Menekan perih yang menangis di pundak.
Perihal bahagia yang disesali tertancap menyantap.
Tertampung menumpu tubuh yang tak pandai
kenal pelampung dan merampung hal-hal kecil
yang meredam sesal jika tak berhadapan.
Mungkin saling membelakangi punya daya.
Meski, waktu mengurang dan mengurung napas kita yang panjang.
Singkat yang penat telah hilang lebih dulu
sebelum kita melepas resah. Kadang-kadang rindu
kuat bersembunyi di balik ketakutan
dan dari segala rahasia yang percuma menegangkan.
Kita merawat rindu demi melawan masa lalu.
CARA MEMILIH KEBAHAGIAAN
1.
Aku tak akan pernah menyadap tanggapmu,
jika bahagia mengerang,
karena meregang rindu yang mengalah
dengan pertemuan.
Engkau rekat menatapku, dari kebeningan
yang kusiapkan di mataku, agar engkau
bisa bercermin kapan pun.
2.
Bahagia memiliki kedalaman yang kususuri
bukan hanya di hatimu.
Ingatanmu mesti tetap terarah pada jalanku
memilihmu sepenanggungan denganku.
Agar, hati menjaga hati
tetap berhati-hati menimbang hari-hari
yang menumpuk tantangan
di setangkup tangan yang sulit teraba.
3.
Sederhananya, kita mengalimatkan apapun.
Kebahagiaan selalu terbatas diindah-indahkan
jika diluapkan berlebihan atau hanya dipendam.
Sebab, lebih memilih menimbang-nimbang
kebersamaan yang penuh derita,
cara bahagia yang bisa dipahami pengajaran
menghilangkan kekurangajaran kita dalam menerka.
IBUKU SENANG MEMASAK
Buat: Sitti Nurhaedah
Cerita ini berlangsung ketika aku masih di tanah asal.
Perantauan adalah rindu pada ibu dan masakannya.
Ibuku senang memasak.
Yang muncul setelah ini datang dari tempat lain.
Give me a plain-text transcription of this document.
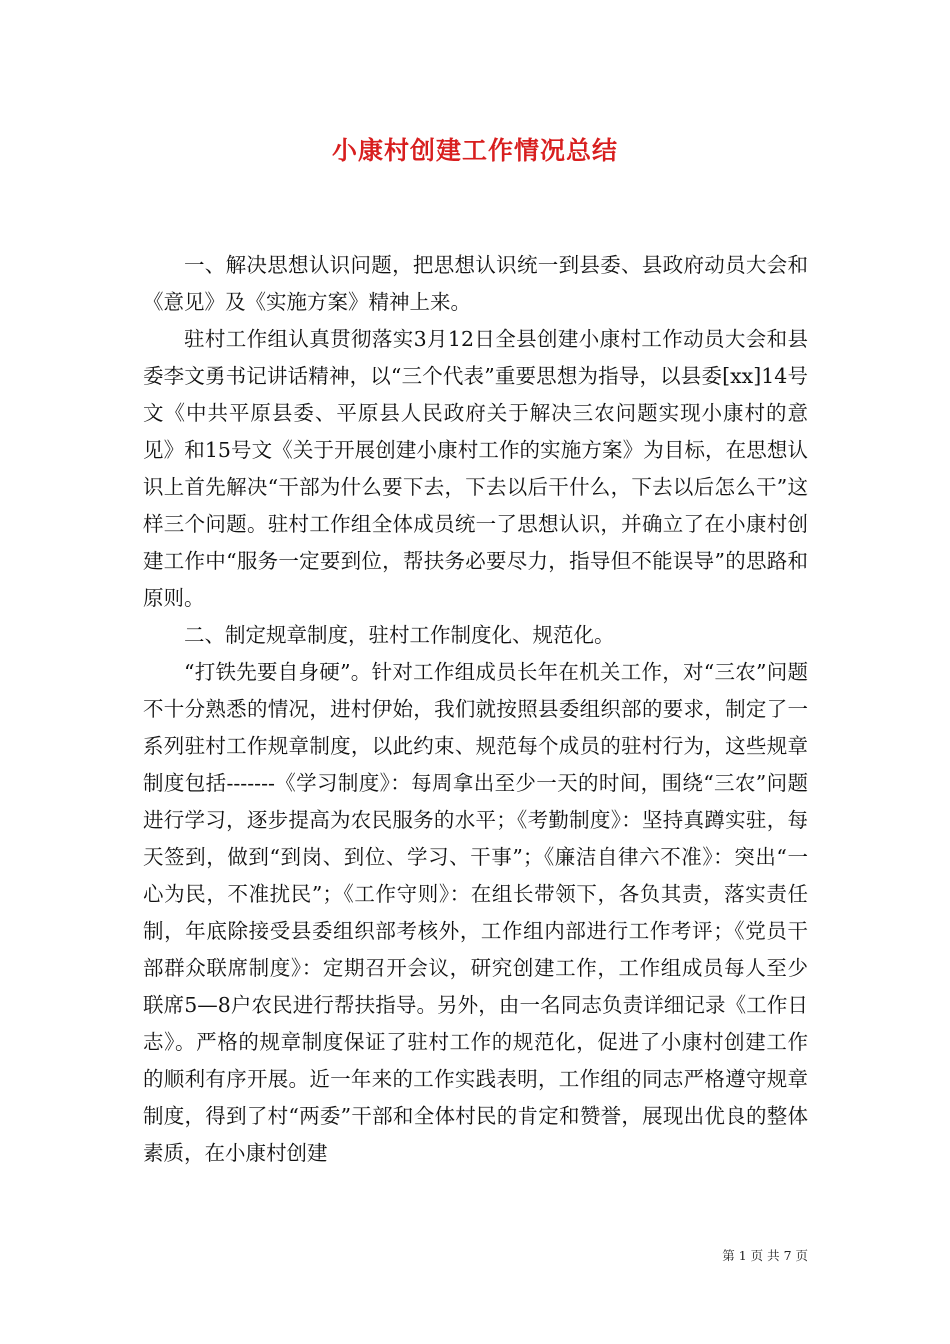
小康村创建工作情况总结

一、解决思想认识问题，把思想认识统一到县委、县政府动员大会和《意见》及《实施方案》精神上来。

驻村工作组认真贯彻落实3月12日全县创建小康村工作动员大会和县委李文勇书记讲话精神，以“三个代表”重要思想为指导，以县委[xx]14号文《中共平原县委、平原县人民政府关于解决三农问题实现小康村的意见》和15号文《关于开展创建小康村工作的实施方案》为目标，在思想认识上首先解决“干部为什么要下去，下去以后干什么，下去以后怎么干”这样三个问题。驻村工作组全体成员统一了思想认识，并确立了在小康村创建工作中“服务一定要到位，帮扶务必要尽力，指导但不能误导”的思路和原则。

二、制定规章制度，驻村工作制度化、规范化。

“打铁先要自身硬”。针对工作组成员长年在机关工作，对“三农”问题不十分熟悉的情况，进村伊始，我们就按照县委组织部的要求，制定了一系列驻村工作规章制度，以此约束、规范每个成员的驻村行为，这些规章制度包括-------《学习制度》：每周拿出至少一天的时间，围绕“三农”问题进行学习，逐步提高为农民服务的水平；《考勤制度》：坚持真蹲实驻，每天签到，做到“到岗、到位、学习、干事”；《廉洁自律六不准》：突出“一心为民，不准扰民”；《工作守则》：在组长带领下，各负其责，落实责任制，年底除接受县委组织部考核外，工作组内部进行工作考评；《党员干部群众联席制度》：定期召开会议，研究创建工作，工作组成员每人至少联席5—8户农民进行帮扶指导。另外，由一名同志负责详细记录《工作日志》。严格的规章制度保证了驻村工作的规范化，促进了小康村创建工作的顺利有序开展。近一年来的工作实践表明，工作组的同志严格遵守规章制度，得到了村“两委”干部和全体村民的肯定和赞誉，展现出优良的整体素质，在小康村创建

第 1 页 共 7 页
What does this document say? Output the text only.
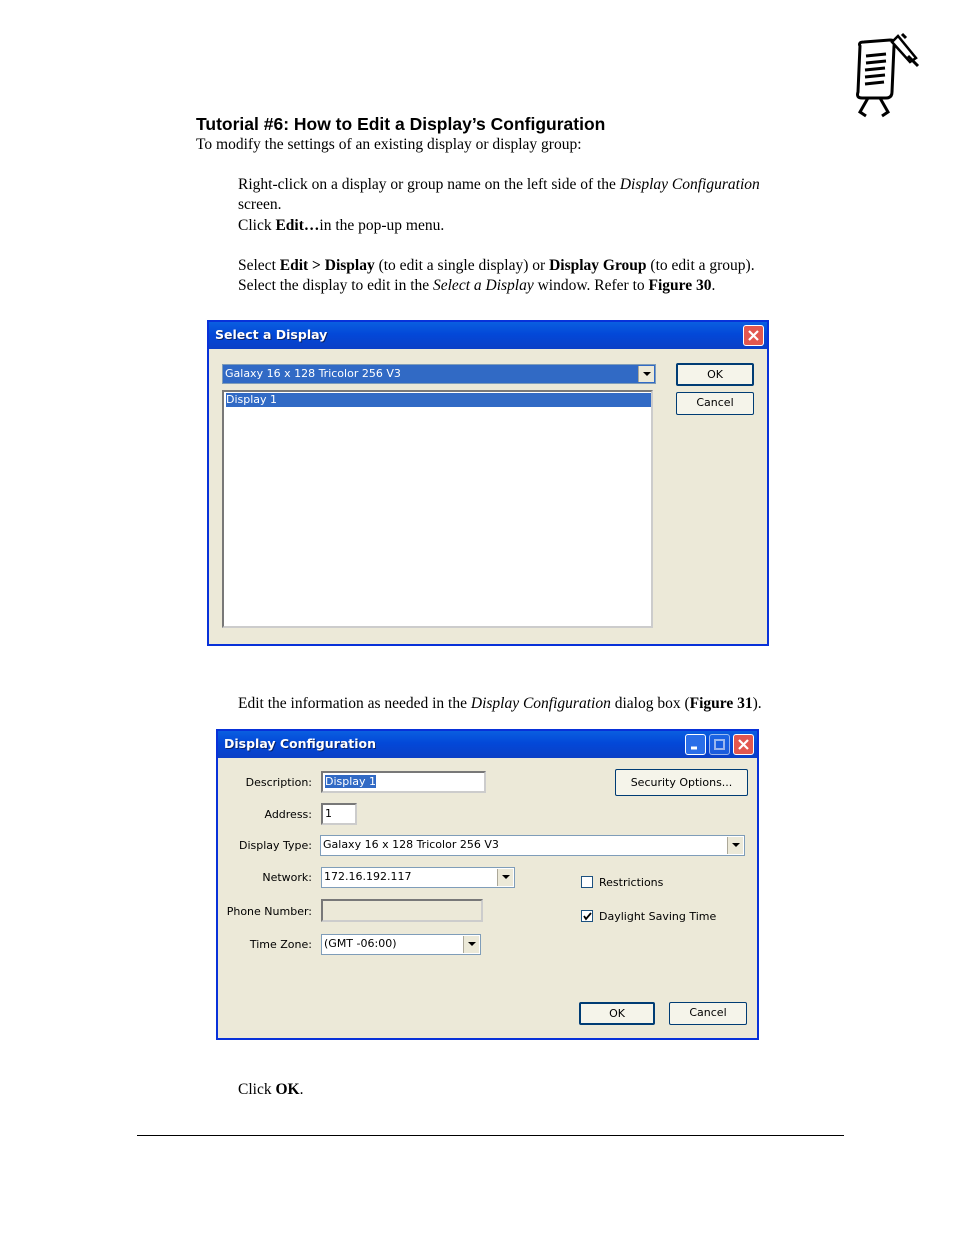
Tutorial #6: How to Edit a Display’s Configuration
To modify the settings of an existing display or display group:
Right-click on a display or group name on the left side of the Display Configuration
screen.
Click Edit…in the pop-up menu.
Select Edit > Display (to edit a single display) or Display Group (to edit a group).
Select the display to edit in the Select a Display window. Refer to Figure 30.
Select a Display
Galaxy 16 x 128 Tricolor 256 V3
Display 1
OK
Cancel
Edit the information as needed in the Display Configuration dialog box (Figure 31).
Display Configuration
Description:	Display 1
Address:	1
Display Type: Galaxy 16 x 128 Tricolor 256 V3
Network: 172.16.192.117
Phone Number:
Time Zone: (GMT -06:00)
Security Options...
Restrictions
Daylight Saving Time
OK	Cancel
Click OK.
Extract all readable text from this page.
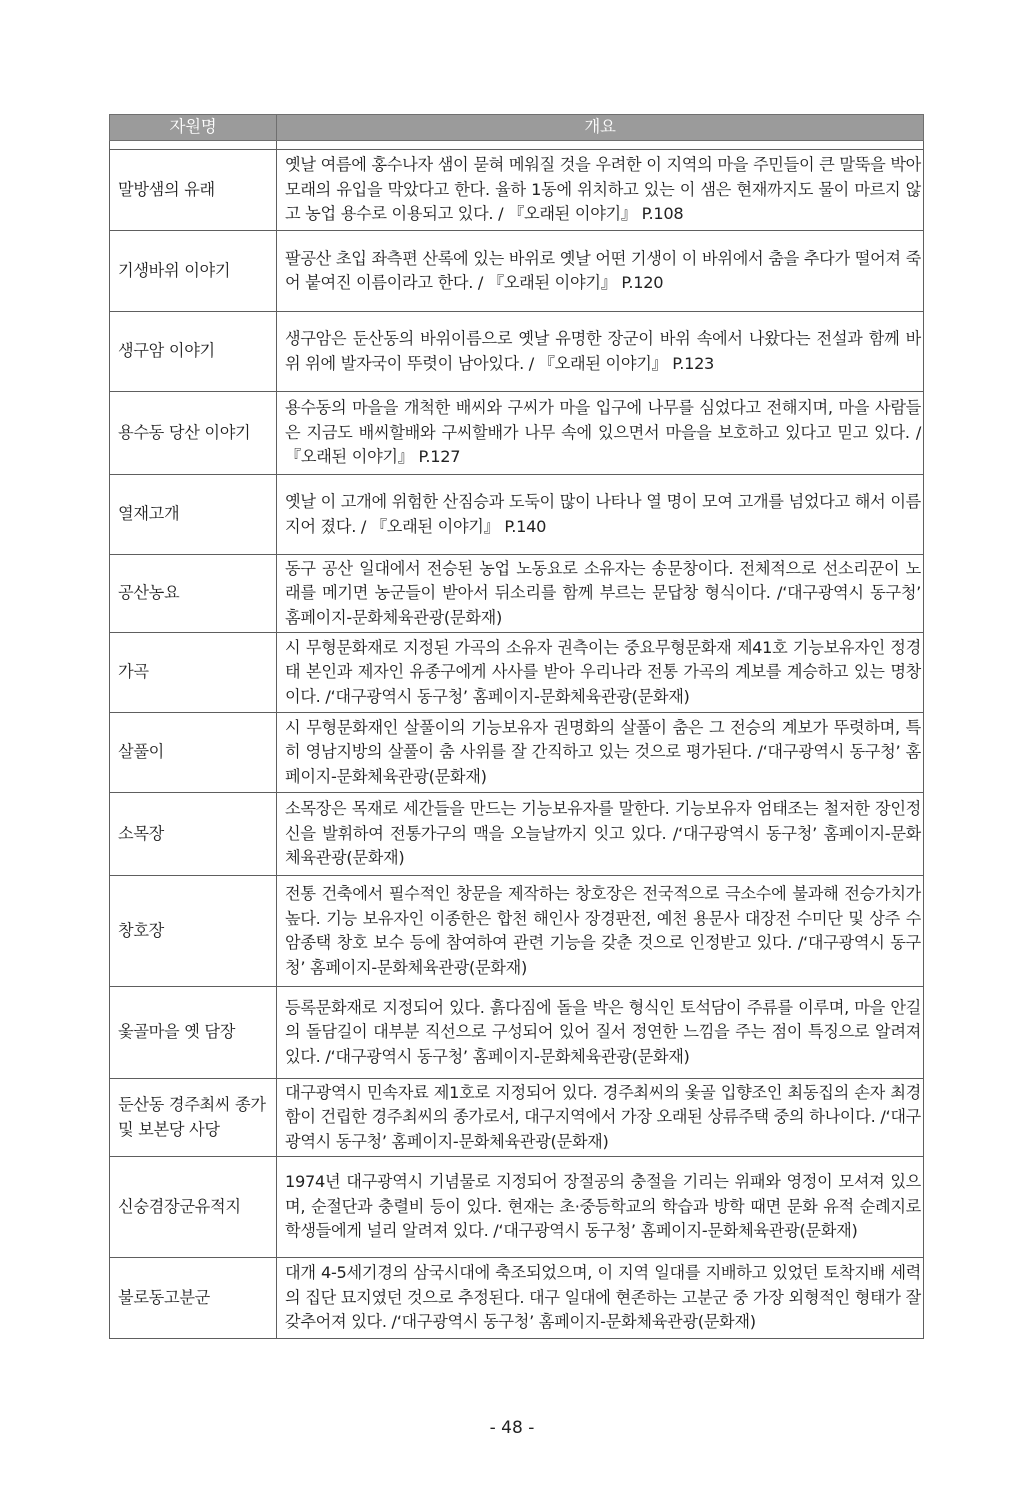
자원명	개요

말방샘의 유래	옛날 여름에 홍수나자 샘이 묻혀 메워질 것을 우려한 이 지역의 마을 주민들이 큰 말뚝을 박아 모래의 유입을 막았다고 한다. 율하 1동에 위치하고 있는 이 샘은 현재까지도 물이 마르지 않고 농업 용수로 이용되고 있다. / 『오래된 이야기』 P.108
기생바위 이야기	팔공산 초입 좌측편 산록에 있는 바위로 옛날 어떤 기생이 이 바위에서 춤을 추다가 떨어져 죽어 붙여진 이름이라고 한다. / 『오래된 이야기』 P.120
생구암 이야기	생구암은 둔산동의 바위이름으로 옛날 유명한 장군이 바위 속에서 나왔다는 전설과 함께 바위 위에 발자국이 뚜렷이 남아있다. / 『오래된 이야기』 P.123
용수동 당산 이야기	용수동의 마을을 개척한 배씨와 구씨가 마을 입구에 나무를 심었다고 전해지며, 마을 사람들은 지금도 배씨할배와 구씨할배가 나무 속에 있으면서 마을을 보호하고 있다고 믿고 있다. / 『오래된 이야기』 P.127
열재고개	옛날 이 고개에 위험한 산짐승과 도둑이 많이 나타나 열 명이 모여 고개를 넘었다고 해서 이름지어 졌다. / 『오래된 이야기』 P.140
공산농요	동구 공산 일대에서 전승된 농업 노동요로 소유자는 송문창이다. 전체적으로 선소리꾼이 노래를 메기면 농군들이 받아서 뒤소리를 함께 부르는 문답창 형식이다. /‘대구광역시 동구청’ 홈페이지-문화체육관광(문화재)
가곡	시 무형문화재로 지정된 가곡의 소유자 권측이는 중요무형문화재 제41호 기능보유자인 정경태 본인과 제자인 유종구에게 사사를 받아 우리나라 전통 가곡의 계보를 계승하고 있는 명창이다. /‘대구광역시 동구청’ 홈페이지-문화체육관광(문화재)
살풀이	시 무형문화재인 살풀이의 기능보유자 권명화의 살풀이 춤은 그 전승의 계보가 뚜렷하며, 특히 영남지방의 살풀이 춤 사위를 잘 간직하고 있는 것으로 평가된다. /‘대구광역시 동구청’ 홈페이지-문화체육관광(문화재)
소목장	소목장은 목재로 세간들을 만드는 기능보유자를 말한다. 기능보유자 엄태조는 철저한 장인정신을 발휘하여 전통가구의 맥을 오늘날까지 잇고 있다. /‘대구광역시 동구청’ 홈페이지-문화체육관광(문화재)
창호장	전통 건축에서 필수적인 창문을 제작하는 창호장은 전국적으로 극소수에 불과해 전승가치가 높다. 기능 보유자인 이종한은 합천 해인사 장경판전, 예천 용문사 대장전 수미단 및 상주 수암종택 창호 보수 등에 참여하여 관련 기능을 갖춘 것으로 인정받고 있다. /‘대구광역시 동구청’ 홈페이지-문화체육관광(문화재)
옻골마을 옛 담장	등록문화재로 지정되어 있다. 흙다짐에 돌을 박은 형식인 토석담이 주류를 이루며, 마을 안길의 돌담길이 대부분 직선으로 구성되어 있어 질서 정연한 느낌을 주는 점이 특징으로 알려져 있다. /‘대구광역시 동구청’ 홈페이지-문화체육관광(문화재)
둔산동 경주최씨 종가 및 보본당 사당	대구광역시 민속자료 제1호로 지정되어 있다. 경주최씨의 옻골 입향조인 최동집의 손자 최경함이 건립한 경주최씨의 종가로서, 대구지역에서 가장 오래된 상류주택 중의 하나이다. /‘대구광역시 동구청’ 홈페이지-문화체육관광(문화재)
신숭겸장군유적지	1974년 대구광역시 기념물로 지정되어 장절공의 충절을 기리는 위패와 영정이 모셔져 있으며, 순절단과 충렬비 등이 있다. 현재는 초·중등학교의 학습과 방학 때면 문화 유적 순례지로 학생들에게 널리 알려져 있다. /‘대구광역시 동구청’ 홈페이지-문화체육관광(문화재)
불로동고분군	대개 4-5세기경의 삼국시대에 축조되었으며, 이 지역 일대를 지배하고 있었던 토착지배 세력의 집단 묘지였던 것으로 추정된다. 대구 일대에 현존하는 고분군 중 가장 외형적인 형태가 잘 갖추어져 있다. /‘대구광역시 동구청’ 홈페이지-문화체육관광(문화재)
- 48 -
Aku senang memakan masakannya.
Tak sekalipun kudengar keluhan atas keinginanku yang selalu berubah-ubah.
Selalu mengutarakan aba-aba berbagai keinginan menu makanan yang mesti kumakan.
Aku senang dimasakkan ibu beserta semua yang menyedot perhatianku
pada seorang yang entah dari mana datangnya kusebut kekasih.
Aku tak pernah menyatakan, sesuatu yang menyangkutkan hatinya bersamaku.
Hanya saja, bahasa yang tubuh kami utarakan sudah mewakili segala hal
yang dirasakan sampai pemahaman yang dibenci juga mengikut.
Aku senang menyebutnya kekasihku.
Soal ini, tak tahu, apakah ibuku senang mendengar,
bahwa aku sudah memiliki kekasih yang suka memakan apa saja.
Kecuali, hati dan segala yang membuatnya terluka.
Aku dan kekasihku pandai memaksudkan cerita,
terkait dengan ibuku yang senang memasak.
Aku beruntung, memiliki dua wanita.
Di tanah asal dan perantauan.
Dimiliki selalu memberitahuku
cara meminta masakan enak pada keduanya.
Cara yang hanya dibisikkan sekali saja,
selalu jatuh cinta pada masakan.
PUISI INI MENGAJARKANKU UNTUK BERTERUSTERANG SEKALIGUS MENJAWAB PERTANYAANMU, MENGAPA AKU MELAKUKAN HAL YANG BISA MEMBUATKU MALU NAMUN AKU YAKIN TAK AKAN PERNAH KETAHUAN SAAT MELAKUKANNYA
Aku jatuh cinta pada pekerjaanku saat ini
dan membuatku betah menjalani segalanya.
Perpustakaan dan toko buku yang sama-sama memiliki rak
dan memampang beragam jenis sampul buku.
Kulahap, kendati sesempit apapun peluangku
untuk mengambilnya.
Tentu, aku pun pemilih. Memilih buku yang jarang dibaca orang.
Jarang diperbincangkan oleh teman-temanku.
Dua saku lebar di celana gombrangku
telah melewati berbagai macam ketegangan.
Hingga, suatu waktu aku memberhentikan ia dari pekerjaannya.
Aku menggantinya yang baru, yang lebih mudah menyelesaikan masalah
dan lebih membuat ketakutanku sedikit menghilang.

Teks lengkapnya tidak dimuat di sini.